Please bare with me as I am new to After Effects and the Adobe Suite.  I had previously been utilizing Apple Motion and Final Cut Pro X.  I recently just built a new machine so I could switch suites.  I have been utilizing tutorials to figure out how learn the skill sets I have from the other suites to the Adobe's product line.  I noticed as I am creating certain things seem like they are processor/cpu/gpu intensive because they're only rendering say 1frame/second for reference. I'm sure it's not exact but trying to give a baseline for speed. I used the task manager to see what resources are being utilized at the time of the render to see if I need to purchase additional RAM or perhaps upgrade the GPU if the render speeds aren't what I'd like them to be. I quickly noticed that After Effects is only utilizing about 25% of the RAM and generally less than 10% of my CPU/GPU. Why isnt the render say 3 or 4 times faster utilzing 75%-100% of my RAM to give me faster render speeds while in the program?
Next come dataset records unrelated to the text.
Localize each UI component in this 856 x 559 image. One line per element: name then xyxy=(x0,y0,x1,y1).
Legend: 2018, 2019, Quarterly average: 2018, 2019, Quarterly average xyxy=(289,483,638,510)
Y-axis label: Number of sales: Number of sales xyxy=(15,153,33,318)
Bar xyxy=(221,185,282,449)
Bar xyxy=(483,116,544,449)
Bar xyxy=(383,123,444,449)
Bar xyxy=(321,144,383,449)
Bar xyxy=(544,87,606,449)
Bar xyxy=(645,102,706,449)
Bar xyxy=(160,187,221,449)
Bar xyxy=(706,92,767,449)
The export render speeds are INCREDIBLY fast and have far exceeded my expectations but when I am actually in the workflow and editing, keyframing, and doing basic edits it has to continuously re-render the edit which I have to wait for.  It seems as if the suite isn't using all of my computers resources to render faster.  Seems as if it's only running at a third of it's potential for what I have.  Is there a way for me to optimize this? Are my settings potentially incorrect?  

 

The hardware in my machine is:

 

 

INTEL I9-9900K 

G.SKILL 32GB 2X16 D4 3200 RIPJAWS

EVGA GeForce RTX 2070 SUPER BLACK GAMING Overclocked Dual-Fan 8GB GDDR6 PCIe 3.0 Video Card

This topic has been closed for replies.

1 reply

Andrew Yoole
Inspiring
December 9, 2019

After Effects transitioned away from a multithreaded environment some years ago.  As a result, AE alone often doesn't utilise full CPU or RAM due to otehr bottlenecks including GPU effects, drive speed etc.

 

Running a render via Adobe Media Encoder simultaneously allows you to render two threads at once, so you'll see more CPU and RAM usage, but it means rendering two seperate output files.  

 

But the best way to completely utilise your hardware is with a third party render management tool, the most common of which is RenderGarden.  This software takes your AE renders, splits them into multiple segments and renders them simultaneously on seperate CPU threads.  It's well worth the money if you do plenty of big renders.